Por Alexandre Eça*. Especial para a The Traveller

Com legado cultural herdado dos Impérios Otomano, Romano e Bizantino, a cidade portuária, terra-natal de Heródoto, o primeiro historiador de que se tem notícia, compõe a região conhecida como Riviera Turca e tem sua existência intimamente ligada ao Mar Egeu e às navegações. Não à toa, é também um importante centro de arqueologia subaquática, tamanha a quantidade de antigos naufrágios localizados ao longo da sua costa desenhada por praias arenosas, penhascos rochosos e baías caprichosamente protegidas. Nos últimos anos, com a escalada de tensões políticas e sociais, a Turquia viu o número de visitantes cair drasticamente por conta da repercussão internacional dos atentados terroristas em Istambul.

Nesse período turbulento, Bodrum permaneceu recolhida, quase como uma observadora atenta do mundo contemporâneo, que decide dar um tempo para voltar vibrante aos holofotes em um momento mais propício. O momento chegou. Ponto de encontro de artistas e  personalidades turcas, a cidade vive outra vez uma era de protagonismo e há duas temporadas surge como estrela do verão europeu. Tudo indica que 2019 será um ano ainda mais brilhante. 

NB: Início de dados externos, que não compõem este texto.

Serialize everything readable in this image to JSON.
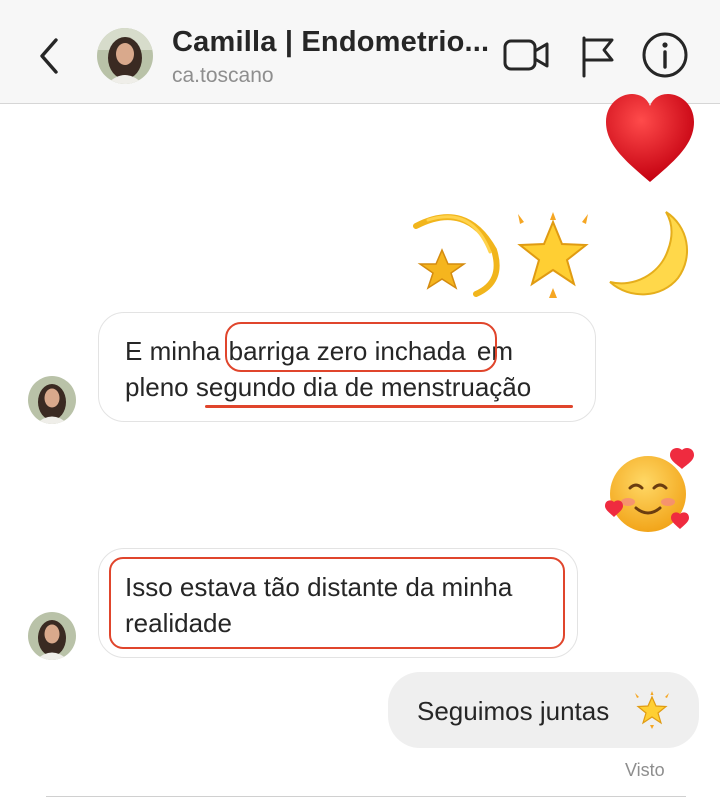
{
  "header": {
    "title": "Camilla | Endometrio...",
    "username": "ca.toscano",
    "icons": [
      "chevron-left-icon",
      "video-camera-icon",
      "flag-icon",
      "info-icon"
    ]
  },
  "messages": [
    {
      "from": "me",
      "type": "emoji",
      "content": "heart"
    },
    {
      "from": "me",
      "type": "emoji",
      "content": "dizzy shooting star, glowing star, crescent moon"
    },
    {
      "from": "them",
      "type": "text",
      "lines": [
        "E minha barriga zero inchada em",
        "pleno segundo dia de menstruação"
      ]
    },
    {
      "from": "me",
      "type": "emoji",
      "content": "smiling face with hearts"
    },
    {
      "from": "them",
      "type": "text",
      "lines": [
        "Isso estava tão distante da minha",
        "realidade"
      ]
    },
    {
      "from": "me",
      "type": "text",
      "text": "Seguimos juntas",
      "emoji": "glowing-star"
    }
  ],
  "msg1": {
    "l1_a": "E minha",
    "l1_b": "barriga zero inchada",
    "l1_c": "em",
    "l2_a": "pleno",
    "l2_b": "segundo dia de menstruação"
  },
  "msg2": {
    "l1": "Isso estava tão distante da minha",
    "l2": "realidade"
  },
  "msg3": {
    "text": "Seguimos juntas"
  },
  "status": {
    "seen": "Visto"
  },
  "colors": {
    "annotation": "#e0452c",
    "header_bg": "#f7f7f7",
    "outgoing_bubble": "#efefef"
  }
}
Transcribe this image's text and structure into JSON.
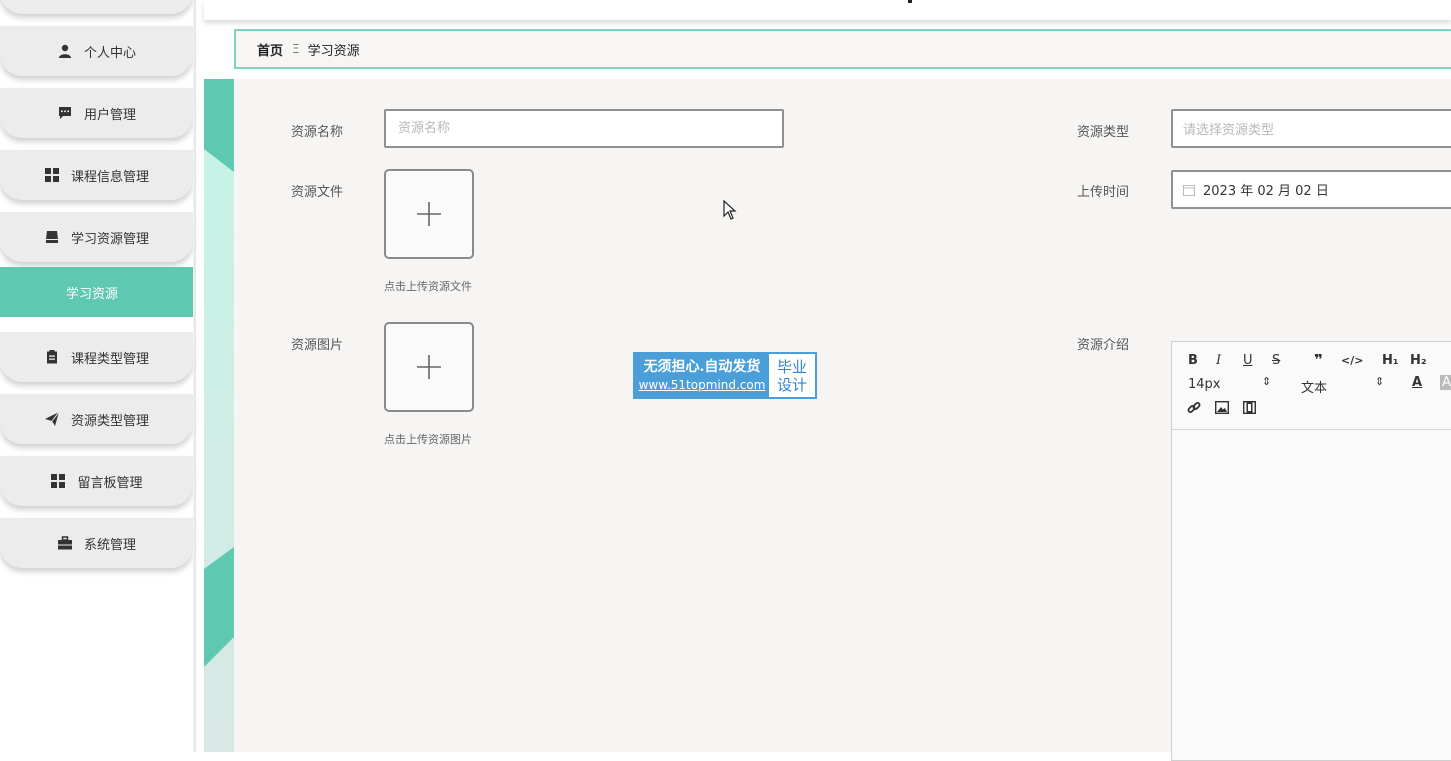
{
  "sidebar": {
    "items": [
      {
        "label": "个人中心",
        "icon": "user-icon"
      },
      {
        "label": "用户管理",
        "icon": "message-icon"
      },
      {
        "label": "课程信息管理",
        "icon": "grid-icon"
      },
      {
        "label": "学习资源管理",
        "icon": "inbox-icon"
      },
      {
        "label": "学习资源",
        "active": true
      },
      {
        "label": "课程类型管理",
        "icon": "clipboard-icon"
      },
      {
        "label": "资源类型管理",
        "icon": "send-icon"
      },
      {
        "label": "留言板管理",
        "icon": "grid-icon"
      },
      {
        "label": "系统管理",
        "icon": "briefcase-icon"
      }
    ]
  },
  "breadcrumb": {
    "home": "首页",
    "separator": "Ξ",
    "current": "学习资源"
  },
  "form": {
    "name_label": "资源名称",
    "name_placeholder": "资源名称",
    "type_label": "资源类型",
    "type_placeholder": "请选择资源类型",
    "file_label": "资源文件",
    "file_hint": "点击上传资源文件",
    "time_label": "上传时间",
    "time_value": "2023 年 02 月 02 日",
    "image_label": "资源图片",
    "image_hint": "点击上传资源图片",
    "intro_label": "资源介绍"
  },
  "editor": {
    "buttons": [
      "B",
      "I",
      "U",
      "S",
      "❞",
      "</>",
      "H₁",
      "H₂"
    ],
    "font_size": "14px",
    "text_type": "文本"
  },
  "watermark": {
    "line1": "无须担心.自动发货",
    "line2": "www.51topmind.com",
    "right1": "毕业",
    "right2": "设计"
  },
  "colors": {
    "accent": "#5ec8b0",
    "breadcrumb_border": "#7fd3c0",
    "watermark": "#4a9fd8"
  }
}
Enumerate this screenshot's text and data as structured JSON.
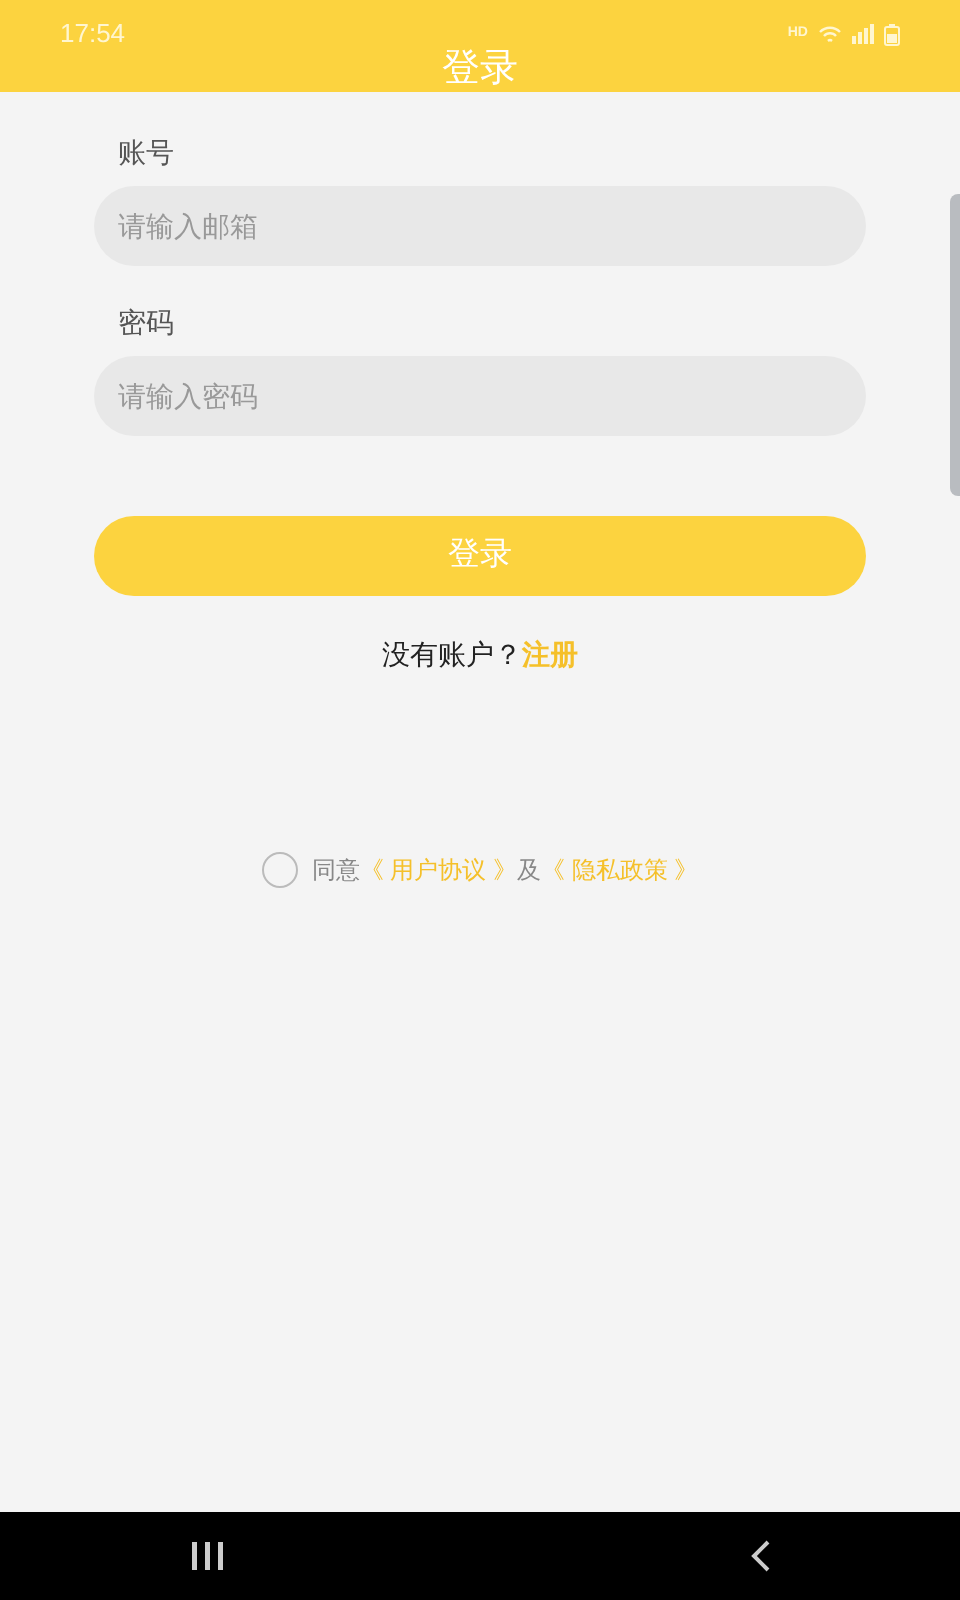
{
  "status_bar": {
    "time": "17:54",
    "network_label": "HD"
  },
  "header": {
    "title": "登录"
  },
  "fields": [
    {
      "label": "账号",
      "placeholder": "请输入邮箱"
    },
    {
      "label": "密码",
      "placeholder": "请输入密码"
    }
  ],
  "login_button": "登录",
  "register": {
    "prompt": "没有账户？",
    "link": "注册"
  },
  "agreement": {
    "checked": false,
    "prefix": "同意",
    "terms_link": "《 用户协议 》",
    "joiner": "及",
    "privacy_link": "《 隐私政策 》"
  }
}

Quem guarda a cidade é o Castelo de São Pedro, uma emblemática fortaleza do século 15 construída na entrada da baía, que se destaca no horizonte e hoje abriga o Museu de Arqueologia Submarina de Bodrum, considerado o melhor museu do gênero no planeta e local mais visitado ao lado do Mausoléu de Halicarnasso. Vista do mar, esta construção causa tanto impacto quanto o gracioso casario alvo, inspirado na arquitetura grega. O visitante tem aos seus pés o porto – região mais sofisticada da cidade, em constante movimento com restaurantes, bares e pontos de arte local distribuídos por uma área que concentra eterna atmosfera de badalação nas temporadas de verão. Tudo quase tão impressionante quanto o azul de tons profundos do Egeu. 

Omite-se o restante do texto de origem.